Three days later he was to die, having held a night of dhikr at which he delivered a discourse on the Light Ayat of the Qur'an. Without waiting for permission – for it was known that he had declared his desire to be buried at the Meknes zawiyya – his muqaddam had him buried in the night. The Shaykh was buried on the spot that he had indicated with his stick when he first entered the zawiyya. His body was later exhumed and he now rests in the great zawiyya in Meknes.

We personally know of various karamat by his hand, but we will not speak of them here for we recall that when these things happened he hid them and his own perception of them. His fear of Allah was complete and without flaw. He maintained the position of helpless slave in every matter while he ruled a large supra-national community from California to Makka and beyond. When summoned to appear before Muhammad V in his palace at Rabat he refused, saying that if the King wanted to see him he would have to come to him in Meknes. He acknowledged only al-Malik (the King), the Lord of the Universe.

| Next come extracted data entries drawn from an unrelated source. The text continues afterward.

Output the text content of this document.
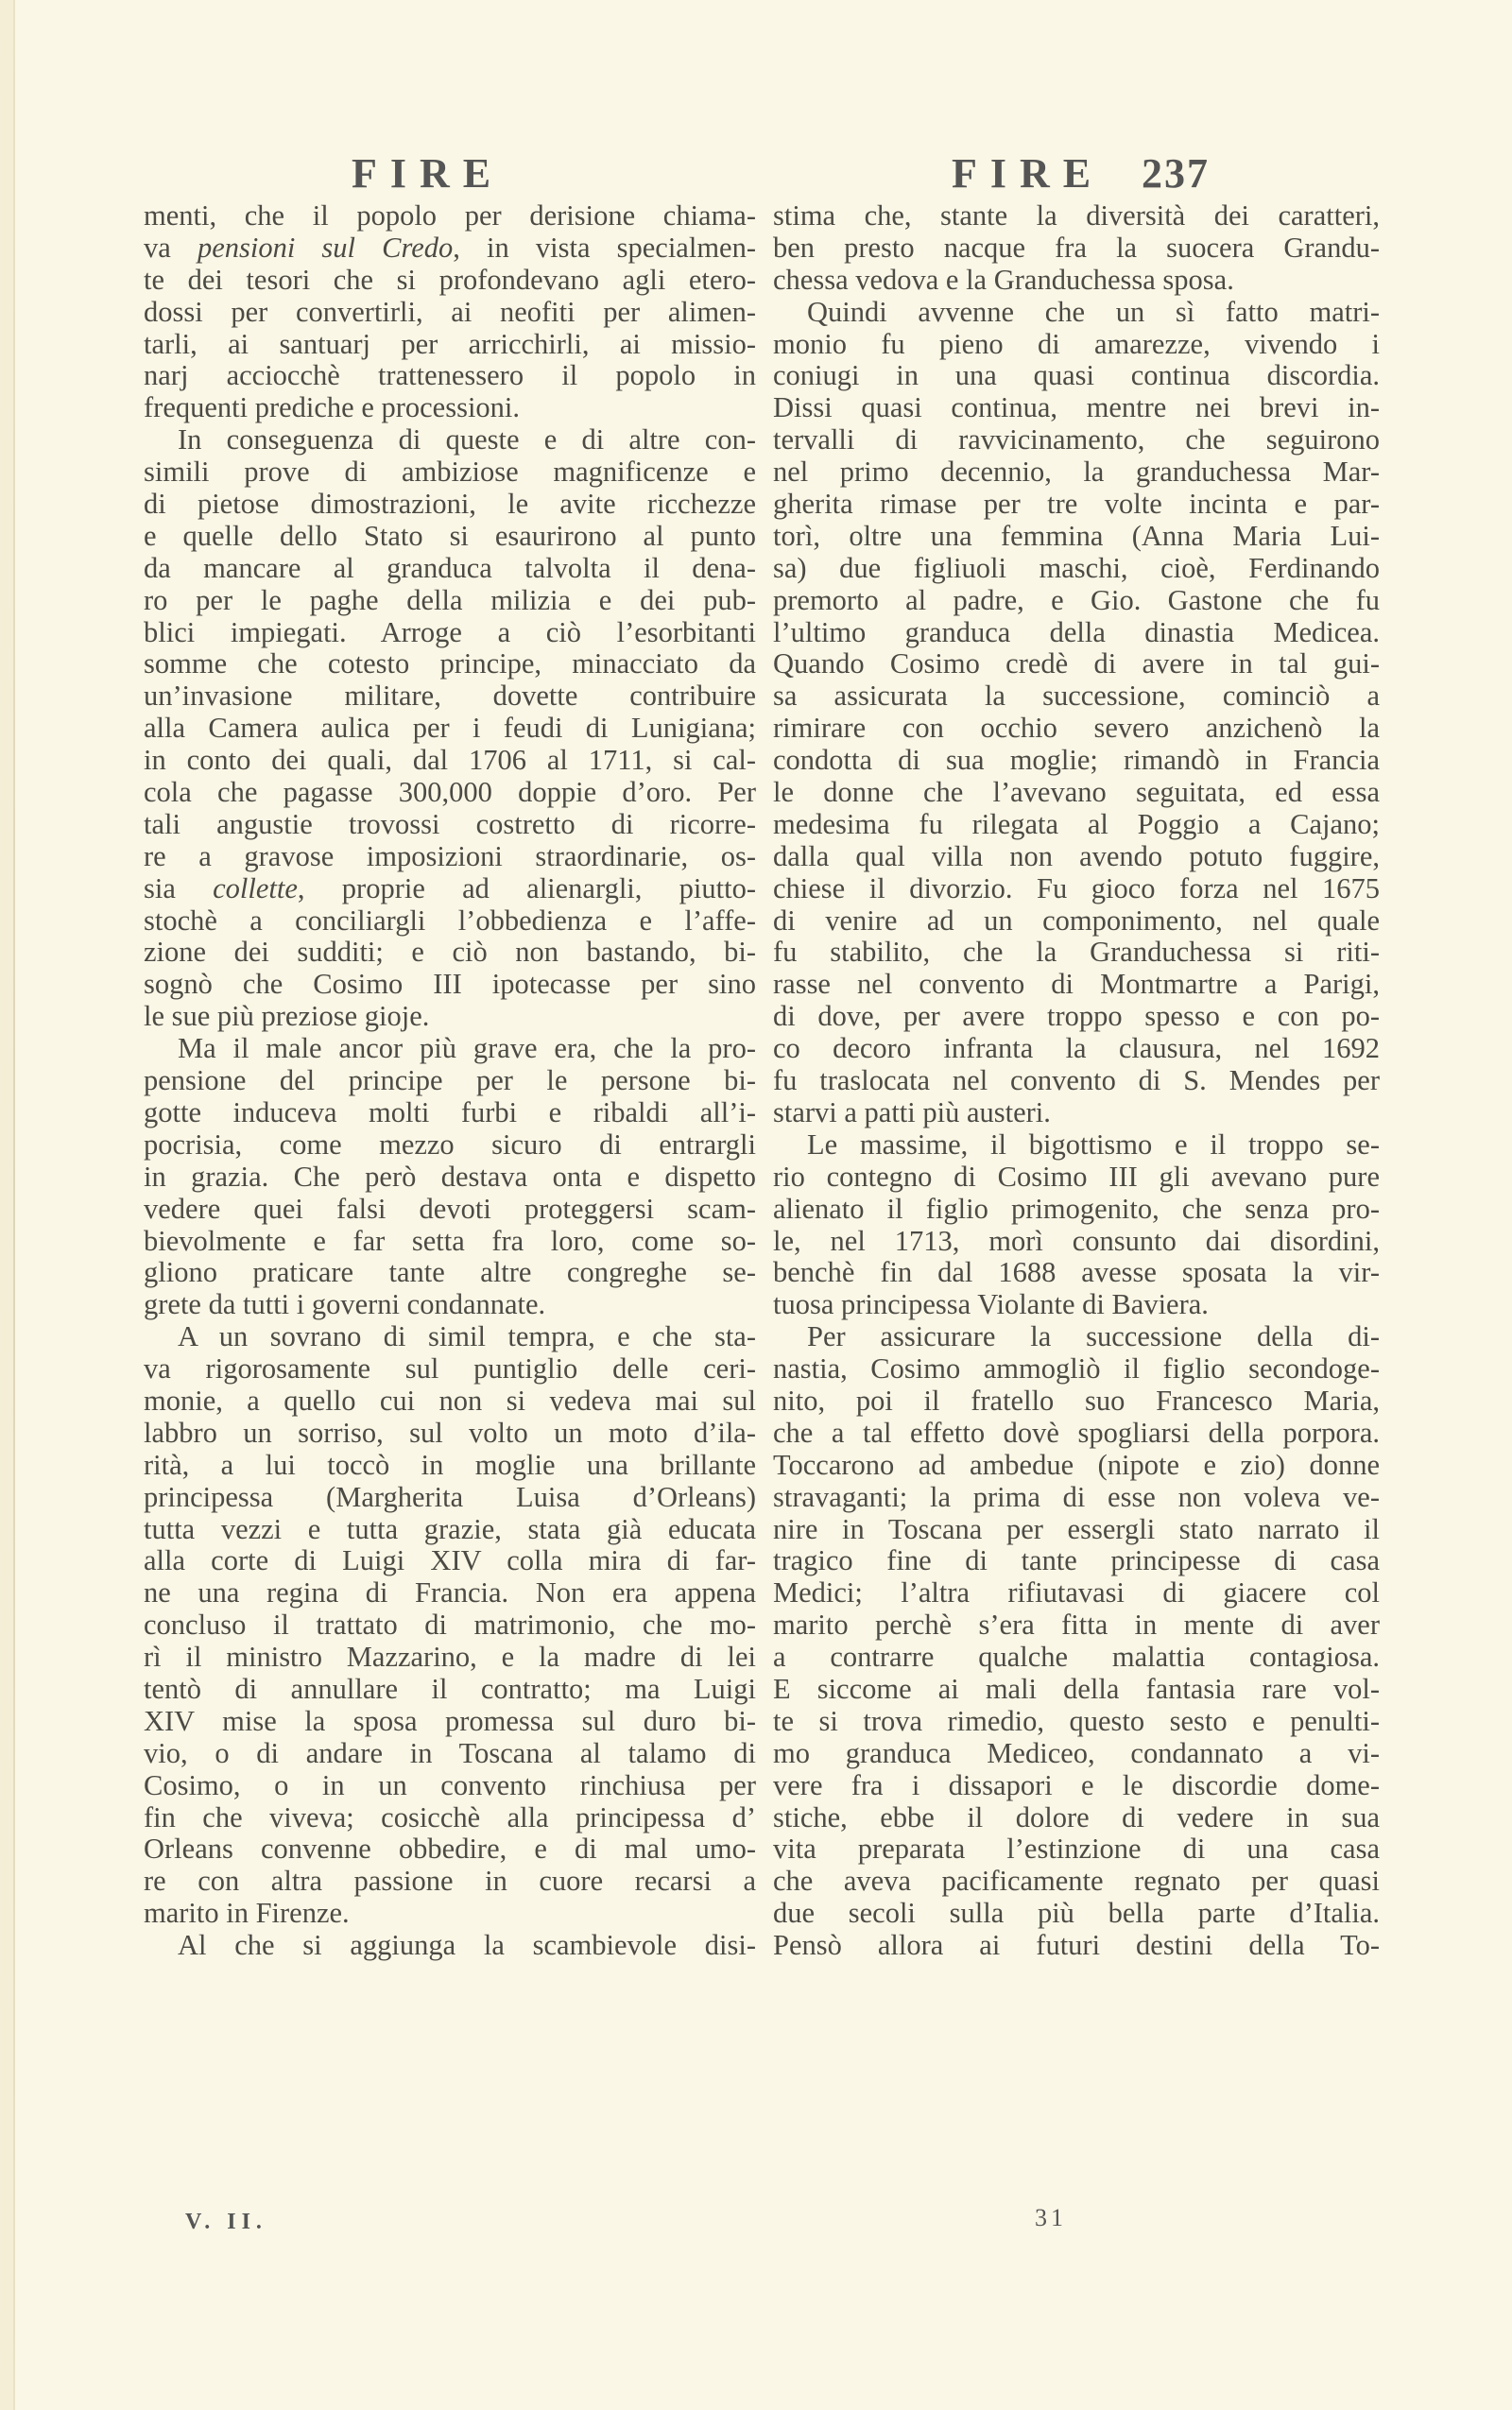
FIRE	FIRE 237
menti, che il popolo per derisione chiama-
va pensioni sul Credo, in vista specialmen-
te dei tesori che si profondevano agli etero-
dossi per convertirli, ai neofiti per alimen-
tarli, ai santuarj per arricchirli, ai missio-
narj acciocchè trattenessero il popolo in
frequenti prediche e processioni.
In conseguenza di queste e di altre con-
simili prove di ambiziose magnificenze e
di pietose dimostrazioni, le avite ricchezze
e quelle dello Stato si esaurirono al punto
da mancare al granduca talvolta il dena-
ro per le paghe della milizia e dei pub-
blici impiegati. Arroge a ciò l’esorbitanti
somme che cotesto principe, minacciato da
un’invasione militare, dovette contribuire
alla Camera aulica per i feudi di Lunigiana;
in conto dei quali, dal 1706 al 1711, si cal-
cola che pagasse 300,000 doppie d’oro. Per
tali angustie trovossi costretto di ricorre-
re a gravose imposizioni straordinarie, os-
sia collette, proprie ad alienargli, piutto-
stochè a conciliargli l’obbedienza e l’affe-
zione dei sudditi; e ciò non bastando, bi-
sognò che Cosimo III ipotecasse per sino
le sue più preziose gioje.
Ma il male ancor più grave era, che la pro-
pensione del principe per le persone bi-
gotte induceva molti furbi e ribaldi all’i-
pocrisia, come mezzo sicuro di entrargli
in grazia. Che però destava onta e dispetto
vedere quei falsi devoti proteggersi scam-
bievolmente e far setta fra loro, come so-
gliono praticare tante altre congreghe se-
grete da tutti i governi condannate.
A un sovrano di simil tempra, e che sta-
va rigorosamente sul puntiglio delle ceri-
monie, a quello cui non si vedeva mai sul
labbro un sorriso, sul volto un moto d’ila-
rità, a lui toccò in moglie una brillante
principessa (Margherita Luisa d’Orleans)
tutta vezzi e tutta grazie, stata già educata
alla corte di Luigi XIV colla mira di far-
ne una regina di Francia. Non era appena
concluso il trattato di matrimonio, che mo-
rì il ministro Mazzarino, e la madre di lei
tentò di annullare il contratto; ma Luigi
XIV mise la sposa promessa sul duro bi-
vio, o di andare in Toscana al talamo di
Cosimo, o in un convento rinchiusa per
fin che viveva; cosicchè alla principessa d’
Orleans convenne obbedire, e di mal umo-
re con altra passione in cuore recarsi a
marito in Firenze.
Al che si aggiunga la scambievole disi-
stima che, stante la diversità dei caratteri,
ben presto nacque fra la suocera Grandu-
chessa vedova e la Granduchessa sposa.
Quindi avvenne che un sì fatto matri-
monio fu pieno di amarezze, vivendo i
coniugi in una quasi continua discordia.
Dissi quasi continua, mentre nei brevi in-
tervalli di ravvicinamento, che seguirono
nel primo decennio, la granduchessa Mar-
gherita rimase per tre volte incinta e par-
torì, oltre una femmina (Anna Maria Lui-
sa) due figliuoli maschi, cioè, Ferdinando
premorto al padre, e Gio. Gastone che fu
l’ultimo granduca della dinastia Medicea.
Quando Cosimo credè di avere in tal gui-
sa assicurata la successione, cominciò a
rimirare con occhio severo anzichenò la
condotta di sua moglie; rimandò in Francia
le donne che l’avevano seguitata, ed essa
medesima fu rilegata al Poggio a Cajano;
dalla qual villa non avendo potuto fuggire,
chiese il divorzio. Fu gioco forza nel 1675
di venire ad un componimento, nel quale
fu stabilito, che la Granduchessa si riti-
rasse nel convento di Montmartre a Parigi,
di dove, per avere troppo spesso e con po-
co decoro infranta la clausura, nel 1692
fu traslocata nel convento di S. Mendes per
starvi a patti più austeri.
Le massime, il bigottismo e il troppo se-
rio contegno di Cosimo III gli avevano pure
alienato il figlio primogenito, che senza pro-
le, nel 1713, morì consunto dai disordini,
benchè fin dal 1688 avesse sposata la vir-
tuosa principessa Violante di Baviera.
Per assicurare la successione della di-
nastia, Cosimo ammogliò il figlio secondoge-
nito, poi il fratello suo Francesco Maria,
che a tal effetto dovè spogliarsi della porpora.
Toccarono ad ambedue (nipote e zio) donne
stravaganti; la prima di esse non voleva ve-
nire in Toscana per essergli stato narrato il
tragico fine di tante principesse di casa
Medici; l’altra rifiutavasi di giacere col
marito perchè s’era fitta in mente di aver
a contrarre qualche malattia contagiosa.
E siccome ai mali della fantasia rare vol-
te si trova rimedio, questo sesto e penulti-
mo granduca Mediceo, condannato a vi-
vere fra i dissapori e le discordie dome-
stiche, ebbe il dolore di vedere in sua
vita preparata l’estinzione di una casa
che aveva pacificamente regnato per quasi
due secoli sulla più bella parte d’Italia.
Pensò allora ai futuri destini della To-
V. II.	31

His company contained the poorest of the poor and the leaders of the community, the scholars and the common people. He travelled thousands of miles, using a car a year, annually traversing the southern desert of Morocco and also crossing nothern Morocco to visist his many zawiyyas in Algeria. The great event was his Moussem, held every year seven days following the birthday of the Messenger of Allah, may Allah bless him and grant him peace. Fuqara' came from all over the world to attend this noble gathering. It was noted for the sobriety of its atmosphere, in contrast to the emotional and festive gatherings that passed elsewhere in Morocco for Moussems honouring the great Sufis. At his Moussem for three days all that happened was the recitation of Qur'an, constantly, the rich and sublime Andalusian singing of the Diwans of the Masters, the Sufic dance, the hadra, and long and complex discourses on the Qur'an and the Path to gnosis of Allah, the Exalted. In fact, this Moussem is still celebrated, but since it is devoid of marching in the streets and primitive superstitious practices it blessedly avoids the commendation and support of the Ministry of Tourism.

The Shaykh said to one of his murids, 'All the awliya' have miracles, but the great awliya's miracles come after their deaths. Wait and you will see.' One of the miracles of the Shaykh has been that directly by his teaching and patience and supplication to Allah, Islam has spread dramatically in England, Spain and the United States so that in these countries there are settled and unified Muslim communities which adhere to the Sufic path. Another is certainly the spread in renown of this unique diwan.